Je passais les premiers jours à aller entraîner mes deux Pokémon dans la forêt, lieu que je jugeai le plus apte à leur offrir toutes les ressources possibles. Et si, pour commencer, je perdais plus de combats que j'en gagnais, je finis par prendre l'avantage sur les Pokémon sauvages que je rencontrais, et je constatai finalement avec surprise que mes deux compagnons avaient gagné de l'assurance, et commençaient à réellement se débrouiller en combat singulier. Evoli apprit la Vive-Attaque, presque de lui-même, et si la Charge et la Vive-Attaque qu'il maîtrisait n'étaient pas des attaques très puissantes, j'arrivais la plupart du temps à allier les deux de façons à tourner la situation à mon avantage. Quant à Caninos, je dus reconnaître qu'il avait pris un coup de jeune et qu'il faisait de nombreux efforts, comme pour me féliciter de l'avoir gardé.

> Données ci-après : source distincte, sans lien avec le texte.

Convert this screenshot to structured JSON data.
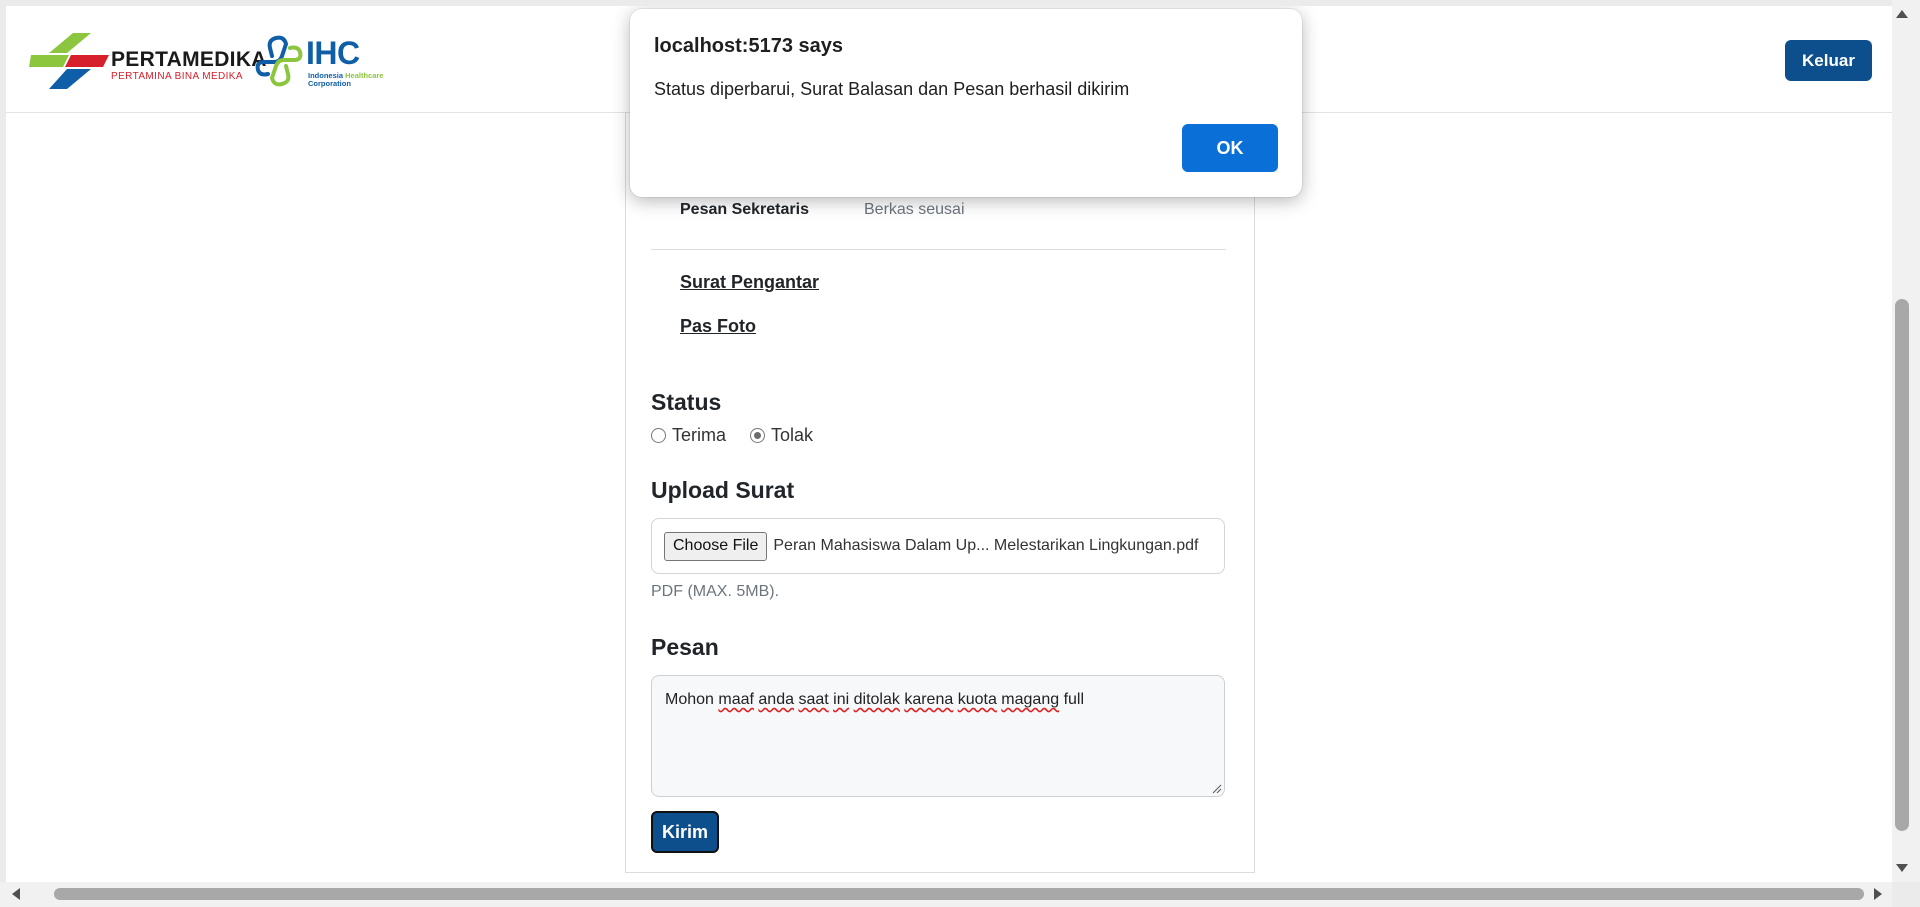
{
  "header": {
    "logo_pertamedika": {
      "name": "PERTAMEDIKA",
      "subtitle": "PERTAMINA BINA MEDIKA"
    },
    "logo_ihc": {
      "name": "IHC",
      "subtitle_line1": "Indonesia",
      "subtitle_highlight": "Healthcare",
      "subtitle_line2": "Corporation"
    },
    "logout_label": "Keluar"
  },
  "details": {
    "secretary_message_label": "Pesan Sekretaris",
    "secretary_message_value": "Berkas seusai",
    "documents": [
      "Surat Pengantar",
      "Pas Foto"
    ]
  },
  "status": {
    "title": "Status",
    "options": [
      {
        "label": "Terima",
        "checked": false
      },
      {
        "label": "Tolak",
        "checked": true
      }
    ]
  },
  "upload": {
    "title": "Upload Surat",
    "choose_label": "Choose File",
    "file_name": "Peran Mahasiswa Dalam Up... Melestarikan Lingkungan.pdf",
    "hint": "PDF (MAX. 5MB)."
  },
  "message": {
    "title": "Pesan",
    "value_words": [
      "Mohon",
      "maaf",
      "anda",
      "saat",
      "ini",
      "ditolak",
      "karena",
      "kuota",
      "magang",
      "full"
    ],
    "misspelled": [
      false,
      true,
      true,
      true,
      true,
      true,
      true,
      true,
      true,
      false
    ]
  },
  "submit_label": "Kirim",
  "alert": {
    "title": "localhost:5173 says",
    "message": "Status diperbarui, Surat Balasan dan Pesan berhasil dikirim",
    "ok_label": "OK"
  },
  "colors": {
    "primary": "#0d4e8c",
    "dialog_button": "#0b6fd8",
    "muted_text": "#6c757d",
    "pertamedika_red": "#d6202c",
    "ihc_blue": "#0f5ea8",
    "ihc_green": "#8cc63f"
  }
}
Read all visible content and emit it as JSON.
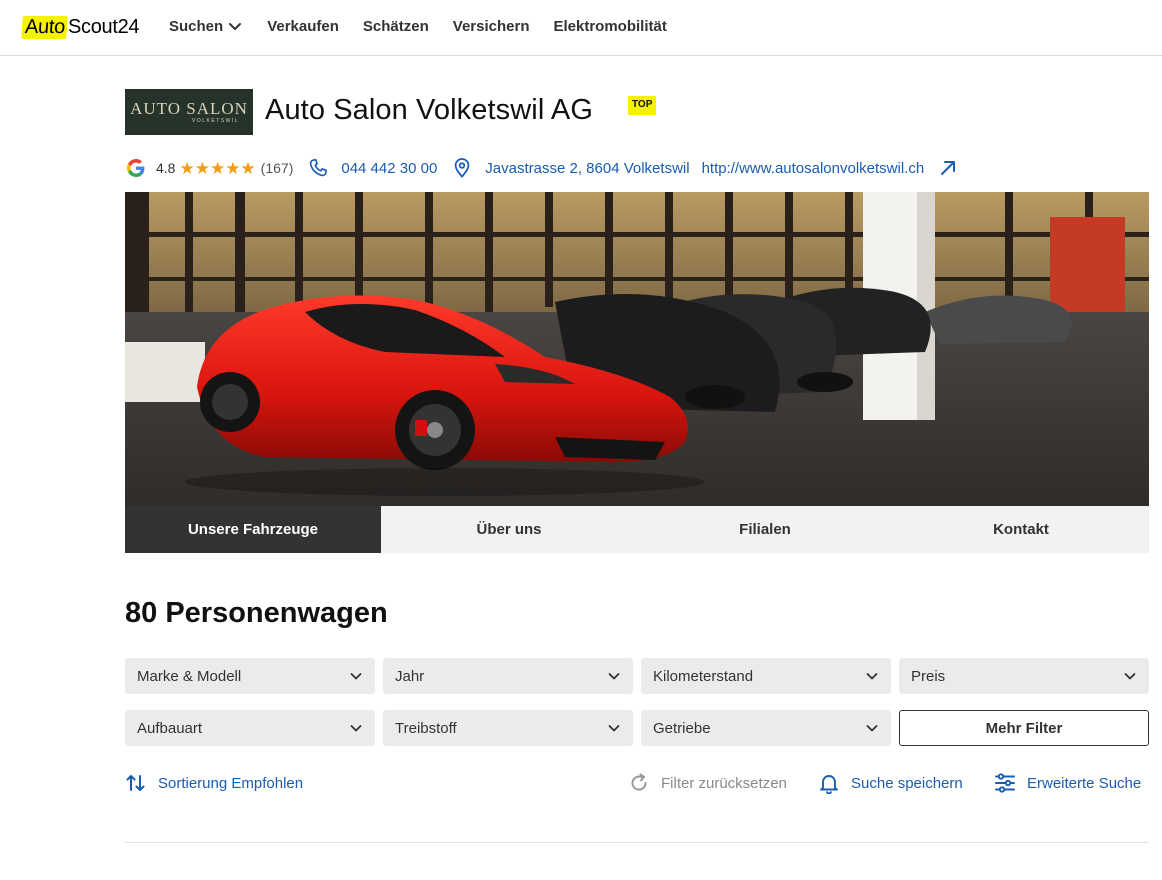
{
  "header": {
    "logo_part1": "Auto",
    "logo_part2": "Scout24",
    "nav": [
      {
        "label": "Suchen",
        "icon": "chevron-down-icon"
      },
      {
        "label": "Verkaufen"
      },
      {
        "label": "Schätzen"
      },
      {
        "label": "Versichern"
      },
      {
        "label": "Elektromobilität"
      }
    ]
  },
  "dealer": {
    "logo_line1": "AUTO SALON",
    "logo_line2": "VOLKETSWIL",
    "name": "Auto Salon Volketswil AG",
    "badge": "TOP",
    "rating": "4.8",
    "stars": 5,
    "stars_text": "★★★★★",
    "reviews": "(167)",
    "phone": "044 442 30 00",
    "address": "Javastrasse 2, 8604 Volketswil",
    "website": "http://www.autosalonvolketswil.ch"
  },
  "tabs": [
    {
      "label": "Unsere Fahrzeuge",
      "active": true
    },
    {
      "label": "Über uns",
      "active": false
    },
    {
      "label": "Filialen",
      "active": false
    },
    {
      "label": "Kontakt",
      "active": false
    }
  ],
  "results": {
    "title": "80 Personenwagen"
  },
  "filters": {
    "row1": [
      "Marke & Modell",
      "Jahr",
      "Kilometerstand",
      "Preis"
    ],
    "row2": [
      "Aufbauart",
      "Treibstoff",
      "Getriebe"
    ],
    "more_label": "Mehr Filter"
  },
  "actions": {
    "sort": "Sortierung Empfohlen",
    "reset": "Filter zurücksetzen",
    "save": "Suche speichern",
    "extended": "Erweiterte Suche"
  },
  "colors": {
    "brand_yellow": "#f5f200",
    "link_blue": "#1a5cb0",
    "active_tab": "#333333",
    "star": "#f39c12"
  }
}
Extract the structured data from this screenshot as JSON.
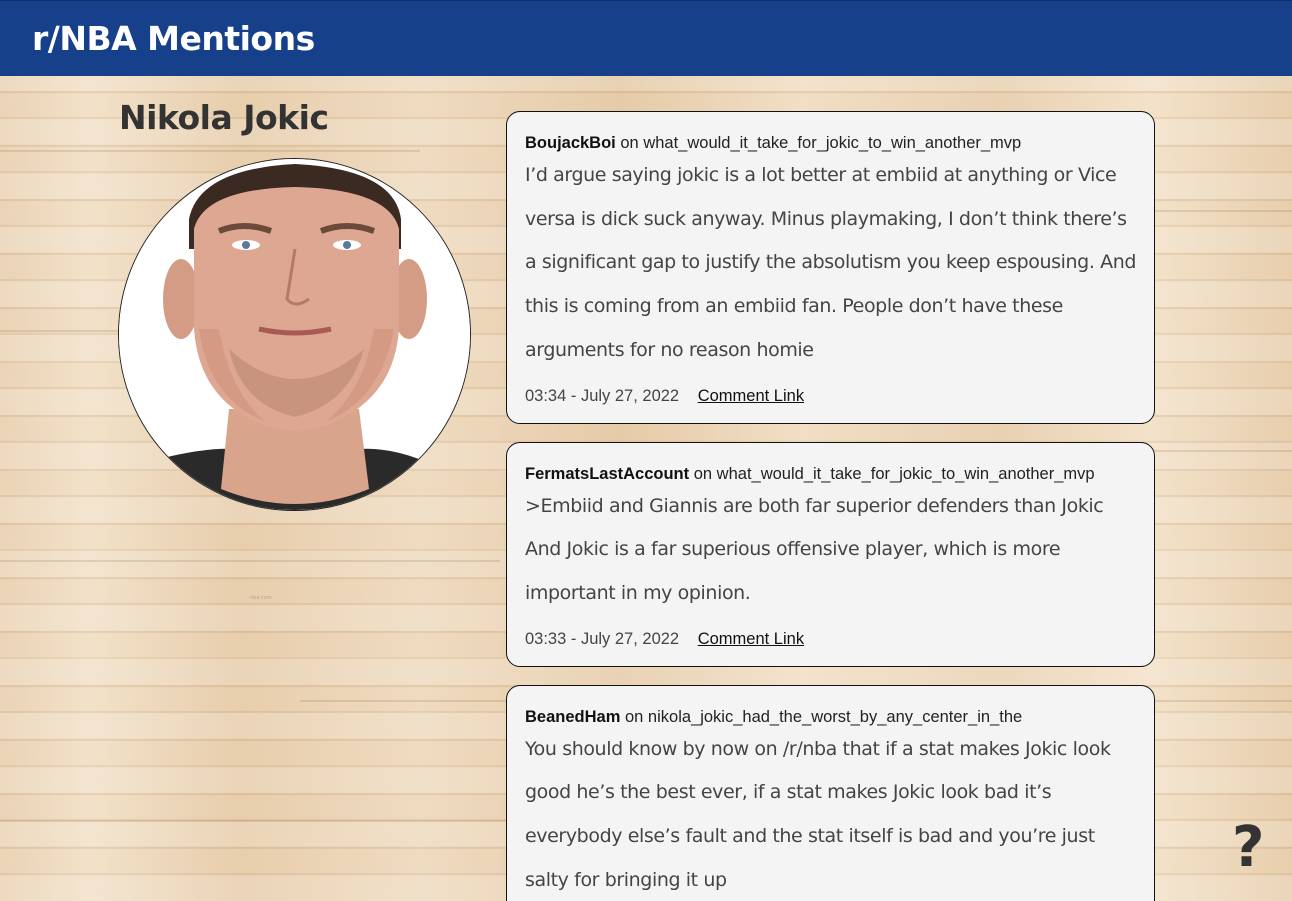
{
  "header": {
    "title": "r/NBA Mentions",
    "bg_color": "#17408b"
  },
  "player": {
    "name": "Nikola Jokic",
    "photo_icon": "player-headshot"
  },
  "comments": [
    {
      "author": "BoujackBoi",
      "on_word": "on",
      "thread": "what_would_it_take_for_jokic_to_win_another_mvp",
      "body": "I’d argue saying jokic is a lot better at embiid at anything or Vice versa is dick suck anyway. Minus playmaking, I don’t think there’s a significant gap to justify the absolutism you keep espousing. And this is coming from an embiid fan. People don’t have these arguments for no reason homie",
      "timestamp": "03:34 - July 27, 2022",
      "link_label": "Comment Link"
    },
    {
      "author": "FermatsLastAccount",
      "on_word": "on",
      "thread": "what_would_it_take_for_jokic_to_win_another_mvp",
      "body": ">Embiid and Giannis are both far superior defenders than Jokic And Jokic is a far superious offensive player, which is more important in my opinion.",
      "timestamp": "03:33 - July 27, 2022",
      "link_label": "Comment Link"
    },
    {
      "author": "BeanedHam",
      "on_word": "on",
      "thread": "nikola_jokic_had_the_worst_by_any_center_in_the",
      "body": "You should know by now on /r/nba that if a stat makes Jokic look good he’s the best ever, if a stat makes Jokic look bad it’s everybody else’s fault and the stat itself is bad and you’re just salty for bringing it up",
      "timestamp": "",
      "link_label": ""
    }
  ],
  "help": {
    "label": "?",
    "icon": "help-question-icon"
  }
}
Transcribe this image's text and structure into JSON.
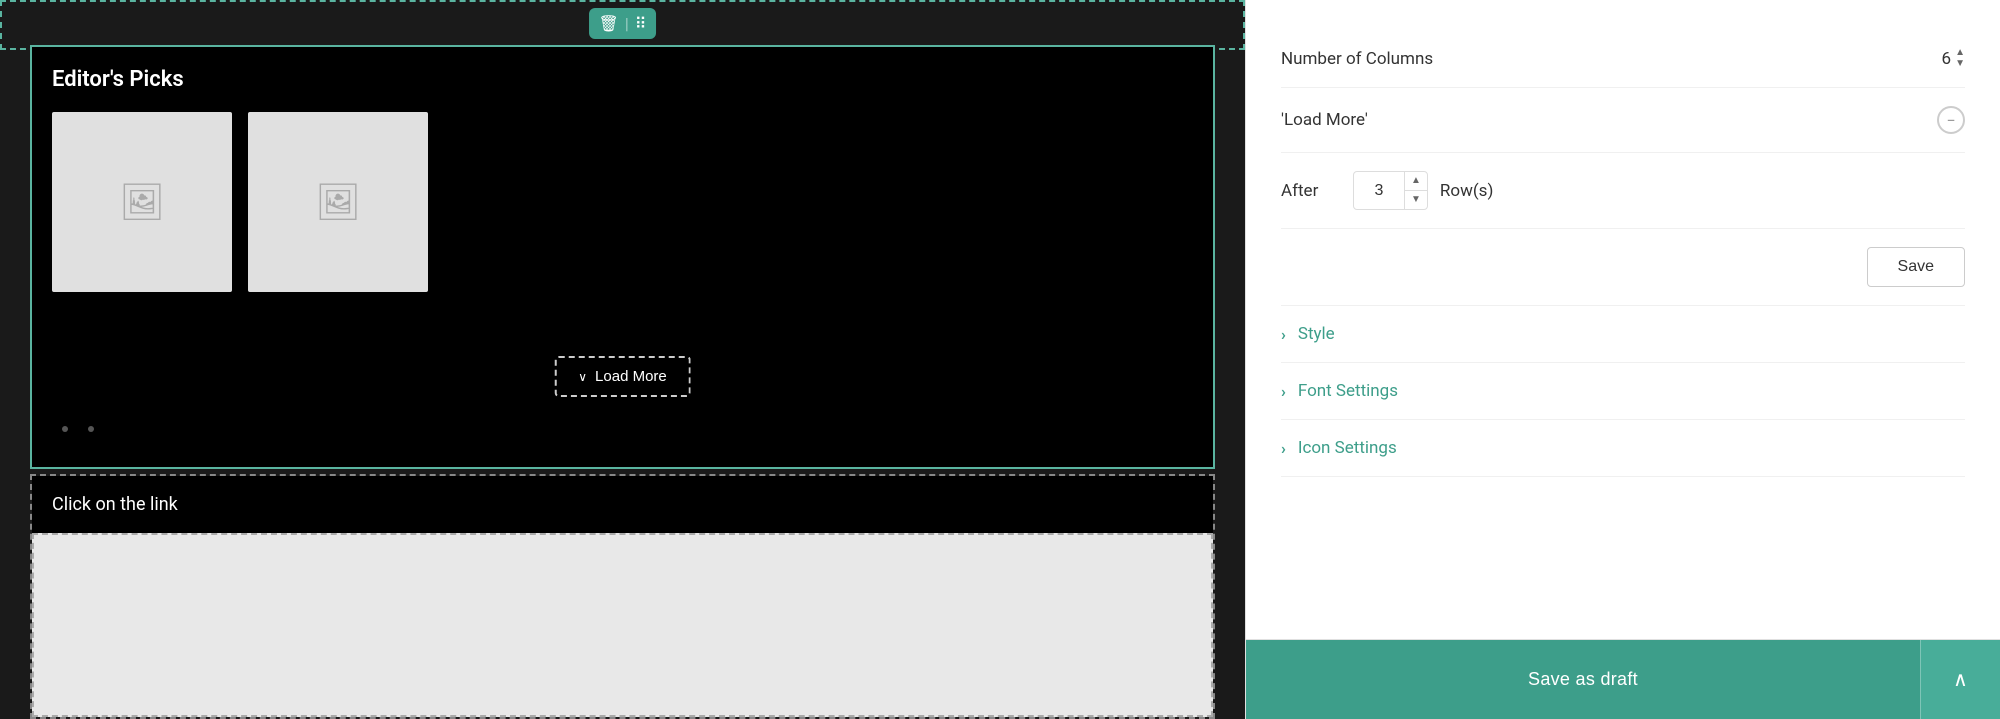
{
  "canvas": {
    "editors_picks_title": "Editor's Picks",
    "load_more_label": "Load More",
    "click_link_label": "Click on the link"
  },
  "toolbar": {
    "delete_icon": "🗑",
    "drag_icon": "⠿"
  },
  "panel": {
    "columns_label": "Number of Columns",
    "columns_value": "6",
    "load_more_label": "'Load More'",
    "after_label": "After",
    "after_value": "3",
    "rows_label": "Row(s)",
    "save_label": "Save",
    "style_label": "Style",
    "font_settings_label": "Font Settings",
    "icon_settings_label": "Icon Settings",
    "save_draft_label": "Save as draft",
    "expand_icon": "⌃"
  }
}
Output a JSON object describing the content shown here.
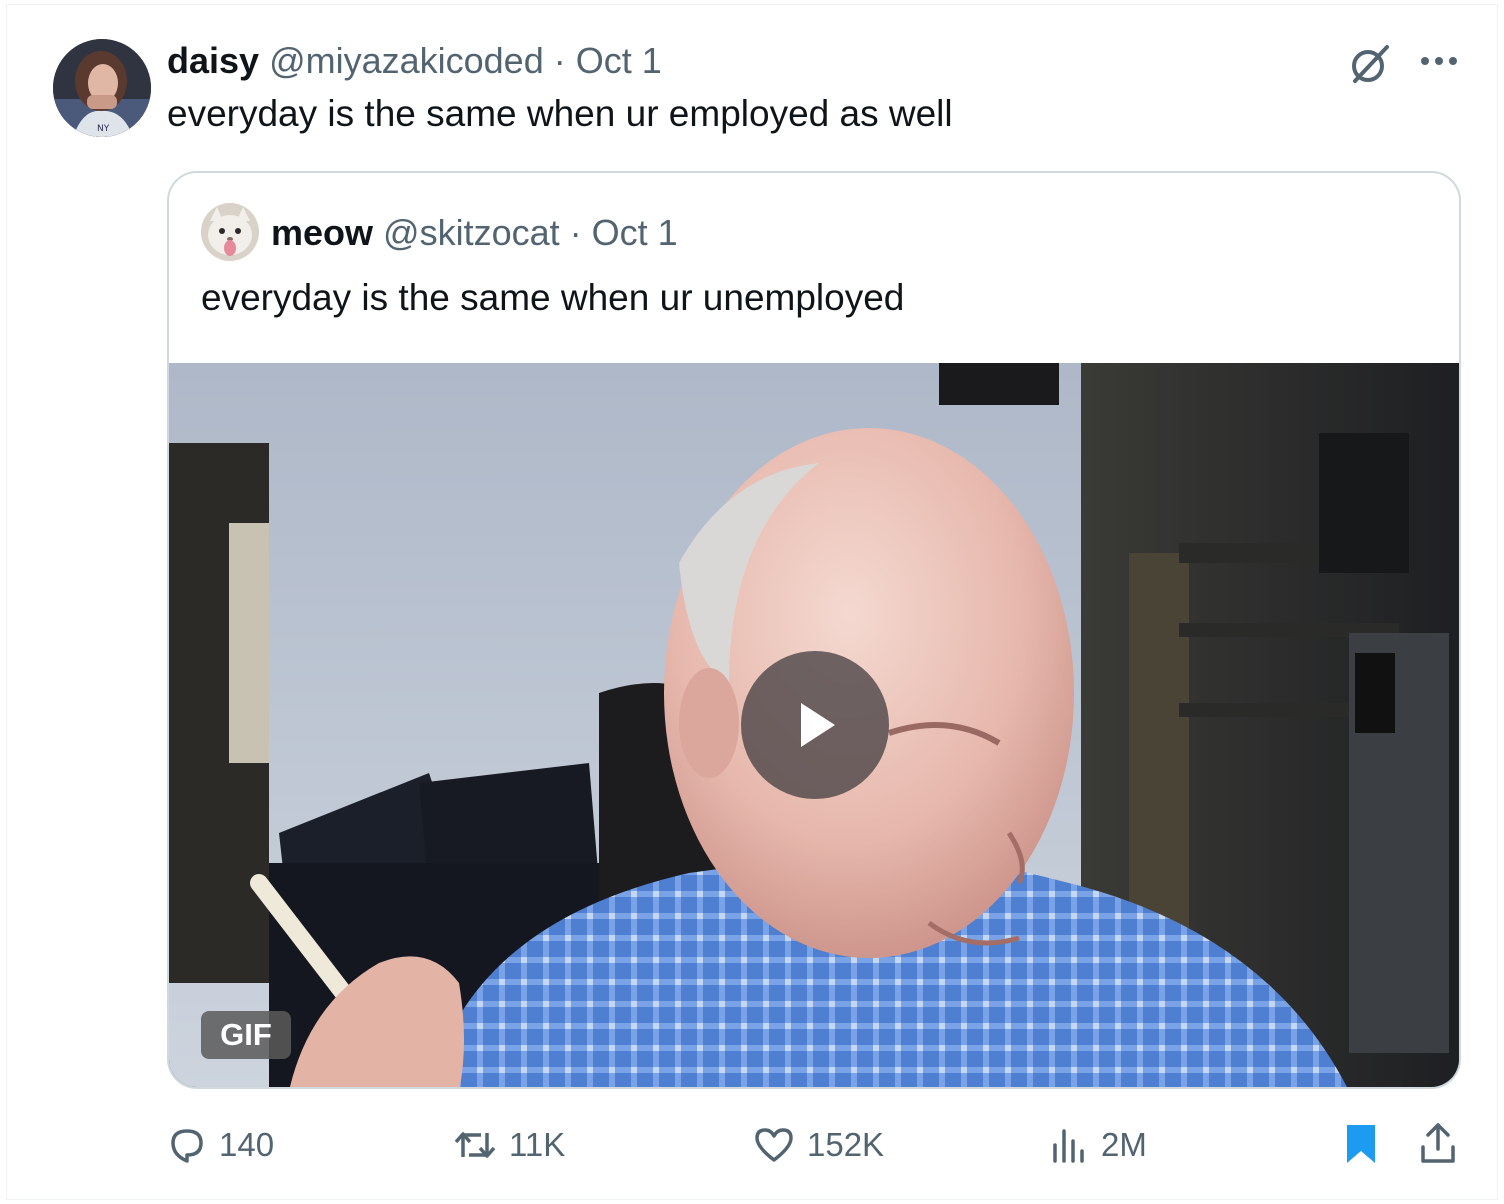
{
  "tweet": {
    "author": {
      "name": "daisy",
      "handle": "@miyazakicoded",
      "separator": "·",
      "date": "Oct 1",
      "avatar": "profile-photo"
    },
    "text": "everyday is the same when ur employed as well",
    "icons": {
      "grok": "grok-icon",
      "more": "more-icon"
    }
  },
  "quote": {
    "author": {
      "name": "meow",
      "handle": "@skitzocat",
      "separator": "·",
      "date": "Oct 1",
      "avatar": "cat-photo"
    },
    "text": "everyday is the same when ur unemployed",
    "media": {
      "type": "gif",
      "badge": "GIF",
      "play_icon": "play-icon"
    }
  },
  "actions": {
    "replies": "140",
    "retweets": "11K",
    "likes": "152K",
    "views": "2M",
    "bookmark_active": true,
    "accent_color": "#1d9bf0"
  }
}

De leur côté, Noa et Renji s'amusaient moins que moi. Ils passaient leurs journées à parler, étudier des cartes, échafauder des plans. Le soir venu, nous nous retrouvions tous autour de la table pour partager un repas préparé par les soins de Noa, et parlions de tout et de rien. Parfois de mes péripéties forestières avec mes Pokémon, mais jamais de leur propre travail, comme s'ils s'étaient donné le mot pour me maintenir dans l'ignorance un peu plus longtemps. Je ne m'en offusquai pas, mais était toujours tiraillé par cette jalousie, en tentant de ne pas en prendre compte.
Cette routine qui s'établit rapidement au bon consentement de tous ne devait durer que trois jours, et encore une fois, nous dûmes fuir précipitamment à cause d'un imprévu. Et cet imprévu avait un nom : Suicune.